It did not go viral because it was a good prompt. It went viral because it correctly diagnosed three failure modes every practitioner recognizes:

Silent wrong assumptions. The agent charges ahead on an unverified guess instead of asking. Chang's counter: "Think Before Coding" - state assumptions, surface confusion, ask when unclear.
Over-engineering. The 50-line fix becomes 500 lines with a speculative abstraction layer. Chang's counter: "Simplicity First" - minimum code that solves the problem, nothing speculative.
Orthogonal edits. The agent touches code nobody asked it to touch. Chang's counter: "Surgical Changes" - touch only what you must, clean up only your own mess.

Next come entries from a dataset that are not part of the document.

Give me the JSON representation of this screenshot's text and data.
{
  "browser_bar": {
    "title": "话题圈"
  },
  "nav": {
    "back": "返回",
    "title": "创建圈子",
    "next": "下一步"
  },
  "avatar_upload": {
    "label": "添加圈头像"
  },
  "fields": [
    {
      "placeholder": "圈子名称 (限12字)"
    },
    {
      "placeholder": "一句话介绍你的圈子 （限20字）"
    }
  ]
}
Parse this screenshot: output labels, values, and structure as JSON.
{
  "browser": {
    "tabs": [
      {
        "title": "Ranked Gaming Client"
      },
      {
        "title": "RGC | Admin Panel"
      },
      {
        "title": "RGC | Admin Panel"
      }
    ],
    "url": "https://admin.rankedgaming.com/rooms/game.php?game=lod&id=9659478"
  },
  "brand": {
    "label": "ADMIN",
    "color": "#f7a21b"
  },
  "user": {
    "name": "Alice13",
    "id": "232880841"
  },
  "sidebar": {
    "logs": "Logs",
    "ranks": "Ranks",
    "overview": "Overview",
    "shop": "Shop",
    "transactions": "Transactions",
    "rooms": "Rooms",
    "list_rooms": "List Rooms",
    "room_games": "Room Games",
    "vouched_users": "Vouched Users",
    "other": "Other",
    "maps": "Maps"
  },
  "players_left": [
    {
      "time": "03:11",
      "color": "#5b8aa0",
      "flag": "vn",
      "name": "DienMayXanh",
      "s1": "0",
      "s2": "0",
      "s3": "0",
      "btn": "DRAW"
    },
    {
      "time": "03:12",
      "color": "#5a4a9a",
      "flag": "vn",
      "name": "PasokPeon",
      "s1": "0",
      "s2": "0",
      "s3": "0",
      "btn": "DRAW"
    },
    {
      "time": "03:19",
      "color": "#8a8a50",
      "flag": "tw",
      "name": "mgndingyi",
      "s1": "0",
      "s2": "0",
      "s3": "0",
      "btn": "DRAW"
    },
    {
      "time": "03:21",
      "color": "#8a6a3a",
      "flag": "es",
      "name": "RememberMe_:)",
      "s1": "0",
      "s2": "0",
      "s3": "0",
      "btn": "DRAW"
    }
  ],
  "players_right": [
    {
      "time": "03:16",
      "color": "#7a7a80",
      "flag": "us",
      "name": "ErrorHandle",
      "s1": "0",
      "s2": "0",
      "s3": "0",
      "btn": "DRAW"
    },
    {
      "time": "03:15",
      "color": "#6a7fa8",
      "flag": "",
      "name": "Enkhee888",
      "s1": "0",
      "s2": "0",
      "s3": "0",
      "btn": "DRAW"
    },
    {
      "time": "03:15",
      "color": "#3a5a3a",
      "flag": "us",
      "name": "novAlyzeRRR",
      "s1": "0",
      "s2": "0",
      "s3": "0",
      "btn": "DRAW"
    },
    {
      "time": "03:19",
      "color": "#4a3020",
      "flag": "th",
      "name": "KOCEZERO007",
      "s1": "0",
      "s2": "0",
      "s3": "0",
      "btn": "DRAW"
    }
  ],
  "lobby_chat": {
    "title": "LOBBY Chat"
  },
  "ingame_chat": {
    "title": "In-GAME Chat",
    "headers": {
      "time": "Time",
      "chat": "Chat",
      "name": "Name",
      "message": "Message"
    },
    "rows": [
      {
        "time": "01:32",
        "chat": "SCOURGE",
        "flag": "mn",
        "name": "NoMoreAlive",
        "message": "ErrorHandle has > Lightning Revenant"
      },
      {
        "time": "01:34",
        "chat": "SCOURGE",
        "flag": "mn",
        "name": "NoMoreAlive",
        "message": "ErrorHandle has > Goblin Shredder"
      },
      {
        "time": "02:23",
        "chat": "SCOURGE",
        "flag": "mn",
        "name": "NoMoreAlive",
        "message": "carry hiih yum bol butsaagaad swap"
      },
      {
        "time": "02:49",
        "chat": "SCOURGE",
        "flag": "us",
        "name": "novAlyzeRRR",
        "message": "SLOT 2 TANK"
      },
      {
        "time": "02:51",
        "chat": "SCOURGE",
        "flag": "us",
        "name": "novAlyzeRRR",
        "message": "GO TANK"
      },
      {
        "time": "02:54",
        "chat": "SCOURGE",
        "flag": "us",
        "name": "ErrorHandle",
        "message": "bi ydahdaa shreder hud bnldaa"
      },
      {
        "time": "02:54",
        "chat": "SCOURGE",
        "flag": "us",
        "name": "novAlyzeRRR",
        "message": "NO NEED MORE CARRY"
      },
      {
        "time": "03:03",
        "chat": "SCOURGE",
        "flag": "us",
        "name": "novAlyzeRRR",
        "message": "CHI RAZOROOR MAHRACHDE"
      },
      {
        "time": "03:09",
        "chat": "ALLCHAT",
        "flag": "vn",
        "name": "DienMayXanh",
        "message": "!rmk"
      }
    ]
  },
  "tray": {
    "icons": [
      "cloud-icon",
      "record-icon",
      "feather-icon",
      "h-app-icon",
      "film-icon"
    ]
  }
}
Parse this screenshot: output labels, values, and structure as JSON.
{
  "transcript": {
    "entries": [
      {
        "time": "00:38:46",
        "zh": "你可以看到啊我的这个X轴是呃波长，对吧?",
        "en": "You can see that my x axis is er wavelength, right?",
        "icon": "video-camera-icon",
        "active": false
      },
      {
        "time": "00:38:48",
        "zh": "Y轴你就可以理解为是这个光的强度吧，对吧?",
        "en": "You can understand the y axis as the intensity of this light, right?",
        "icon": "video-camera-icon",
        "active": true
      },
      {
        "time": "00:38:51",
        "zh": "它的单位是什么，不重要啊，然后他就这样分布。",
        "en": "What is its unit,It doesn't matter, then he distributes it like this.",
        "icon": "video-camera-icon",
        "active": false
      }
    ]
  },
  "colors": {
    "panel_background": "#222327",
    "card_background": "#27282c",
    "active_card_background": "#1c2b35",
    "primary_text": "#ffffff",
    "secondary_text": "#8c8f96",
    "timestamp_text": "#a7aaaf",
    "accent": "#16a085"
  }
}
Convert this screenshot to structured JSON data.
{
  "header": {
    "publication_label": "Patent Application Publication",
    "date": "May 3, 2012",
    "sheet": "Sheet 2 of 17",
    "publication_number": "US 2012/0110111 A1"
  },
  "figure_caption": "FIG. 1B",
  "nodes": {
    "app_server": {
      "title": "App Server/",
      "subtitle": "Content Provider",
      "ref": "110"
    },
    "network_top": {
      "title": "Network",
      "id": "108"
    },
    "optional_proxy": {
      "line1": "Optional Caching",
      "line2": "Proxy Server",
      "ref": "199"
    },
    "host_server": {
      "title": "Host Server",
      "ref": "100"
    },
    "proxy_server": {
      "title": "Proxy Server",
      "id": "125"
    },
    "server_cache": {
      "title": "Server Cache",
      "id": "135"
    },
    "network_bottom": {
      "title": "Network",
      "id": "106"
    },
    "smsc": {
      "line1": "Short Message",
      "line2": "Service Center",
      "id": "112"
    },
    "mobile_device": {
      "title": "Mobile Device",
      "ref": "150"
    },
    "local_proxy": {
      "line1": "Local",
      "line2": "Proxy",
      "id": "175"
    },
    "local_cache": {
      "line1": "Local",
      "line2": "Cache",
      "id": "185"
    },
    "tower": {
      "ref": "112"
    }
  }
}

Chang's fourth rule, Goal-Driven Execution, is not a failure mode but a verification loop - hold that thought; it returns in the section on composing gates, one enforcement step from being real.

This is not anecdote-scale. The largest published analysis of developer-agent misalignment - Tang et al., covering 20,574 real coding-agent sessions across 1,639 repositories - found that the single most common failure category, at 38.33 percent of misalignment cases, was Developer Constraint Violation: the agent doing something the developer had explicitly constrained it not to do. The dominant failure mode of coding agents is not incapability. It is ungoverned capability.

Now the move the listicles never make. Put each of the three failure modes on the Enforceability Axis and they land in three different places:

Silent wrong assumptions are advisory by nature. No deterministic check can detect that the model is proceeding on a wrong interpretation of an ambiguous request - detecting it would require already knowing the right interpretation. "Stop and ask" is genuinely the ceiling, and a CLAUDE.md rule is the correct tool. Not a compromise. Correct.
Orthogonal edits are checkable. "This edit targets a file outside the declared scope of the task" is a boolean a twenty-line script can compute from the tool call's arguments. Which means it can be a hook. And if scope violations cost you real money or review time - if they matter - it should be.
Over-engineering sits in between. Diff size and file count are measurable; "this abstraction is speculative" is judgment. You can gate the measurable proxy (flag any diff over N lines for a one-function request) while the substance stays advisory.

Three famous failure modes, three different positions on one axis. That is the whole article in miniature, and it explains both the repo's success and its ceiling: 187,000 stars went to four advisory rules, and the one rule among them that could have been a gate - Surgical Changes - is still being violated somewhere right now, politely, by an agent that read it.

CLAUDE.md vs. Skills vs. Hooks: What Each Layer Actually Guarantees

Precision about the triad is the reader's payoff, so here are the primitives without the marketing gloss. (Part 5 of this series, Which Claude Code Layer Solves Your Problem?, maps all five extensibility layers to problem types and names the cost of misdiagnosis the Wrong-Layer Tax; this section is the enforceability cross-section of that map.)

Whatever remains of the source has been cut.